Unit of Endocrinology and Diabetes, Campus Bio-Medico University, Rome, Italy.
Department of Emergency and Organ Transplantation, University of Bari, Bari, Italy.
J Clin Endocrinol Metab. 2019 Aug 1;104(8):3088-3096. doi: 10.1210/jc.2018-02216.
Irisin is a hormonelike molecule that is cleaved and secreted by an unknown protease from fibronectin type III domain-containing protein 5 (FNDC5). It ameliorates bone status and muscle atrophy and influences energy homeostasis. PTH exerts several metabolic effects that may interact with the effects of irisin.
To test the hypothesis that irisin and PTH mutually affect their biological action, we evaluated FNDC5 mRNA and protein expression in myotubes treated with PTH (1-34) and parathyroid hormone receptor (PTH-r) mRNA expression in osteoblasts treated with r-irisin. To confirm the in vivo impact of PTH on irisin, we compared irisin serum concentrations in postmenopausal women with primary hyperparathyroidism (PHPT) and control subjects.
C2C12 myotubes were treated with short-term and continuous 10-10 M teriparatide and MC3T3-E1 osteoblasts with 100 ng/mL r-irisin for 8 hours. In a cross-sectional open-label trial, we enrolled 26 postmenopausal women with PHPT and 31 age-/body mass index (BMI)‒matched control subjects without impairment of calcium/phosphate metabolism.
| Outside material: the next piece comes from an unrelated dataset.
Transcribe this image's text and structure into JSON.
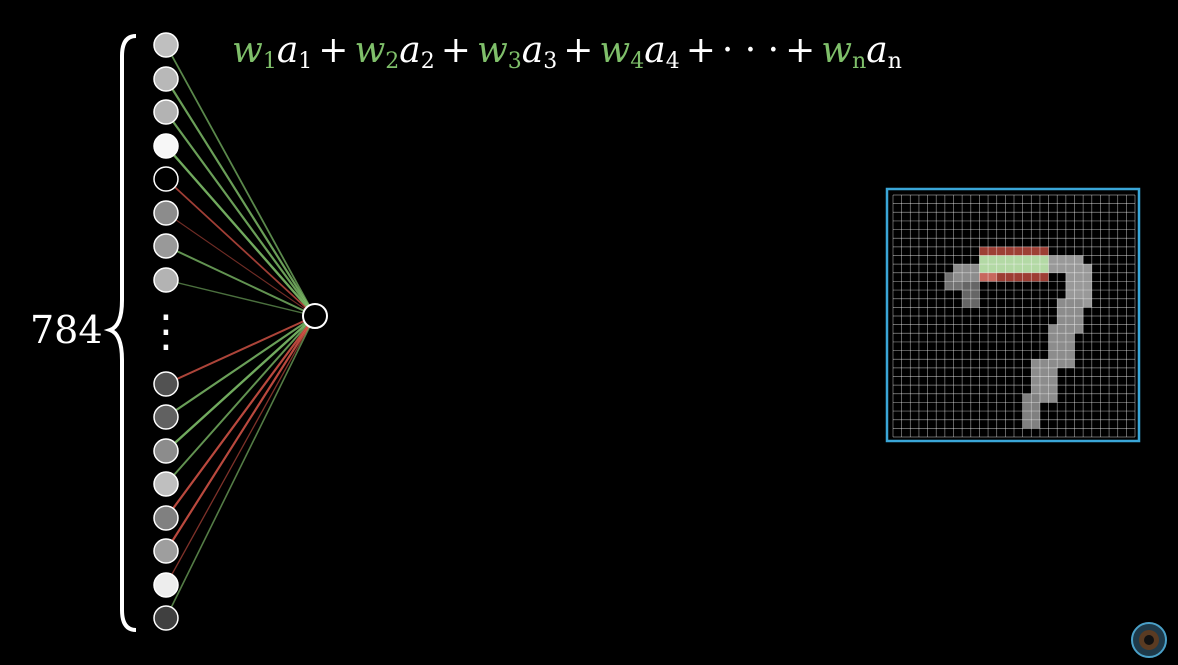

Teriparatide treatment on myotubes significantly downregulated FNDC5 expression by acting through its own receptor, which in turn activated Erk11/2 phosphorylation. r-Irisin led to a 50% downregulation of PTH-r mRNA expression compared with untreated cells (P < 0.001). Irisin was significantly lower in the PHPT group than in age-/BMI-matched controls (4.5 ± 1.1 vs 12 ± 5.2 µg/mL; P < 0.001). No significant correlation between irisin and bone mineral density or PTH was recorded in the PHPT group.
Preclinical findings suggest the existence of an interplay between PTH and irisin metabolism that seems to be confirmed by the significant reduction of irisin concentration in postmenopausal women with PHPT.
鸢尾素是一种激素样分子,由纤维连接蛋白 III 型结构域包含蛋白 5(FNDC5)上的一种未知蛋白酶切割和分泌。它可改善骨骼状态和肌肉萎缩,并影响能量平衡。甲状旁腺激素(PTH)发挥多种代谢作用,这些作用可能与鸢尾素的作用相互影响。
为了验证鸢尾素和 PTH 相互影响其生物学作用的假设,我们评估了用 PTH(1-34)处理的肌管中 FNDC5 mRNA 和蛋白的表达,以及用 r-鸢尾素处理的成骨细胞中甲状旁腺激素受体(PTH-r)mRNA 的表达。为了证实 PTH 对鸢尾素的体内影响,我们比较了原发性甲状旁腺功能亢进症(PHPT)和对照组绝经后妇女的血清鸢尾素浓度。
用短期和连续的 10-10 M 特立帕肽处理 C2C12 肌管,用 100ng/mL r-鸢尾素处理 MC3T3-E1 成骨细胞 8 小时。在一项横断面、开放标签试验中,我们招募了 26 名患有 PHPT 的绝经后妇女和 31 名年龄/体重指数(BMI)匹配且无钙/磷代谢受损的对照组。
特立帕肽作用于肌管,通过其自身受体显著下调 FNDC5 表达,从而激活 Erk11/2 磷酸化。与未处理的细胞相比,r-鸢尾素使 PTH-r mRNA 表达下调 50%(P <0.001)。与年龄/ BMI 匹配的对照组相比,PHPT 组的鸢尾素水平显著降低(4.5 ± 1.1 对 12 ± 5.2µg/mL;P <0.001)。在 PHPT 组中,未记录到鸢尾素与骨密度或 PTH 之间存在显著相关性。
临床前研究结果表明,PTH 和鸢尾素代谢之间存在相互作用,这一作用似乎被绝经后 PHPT 妇女中鸢尾素浓度的显著降低所证实。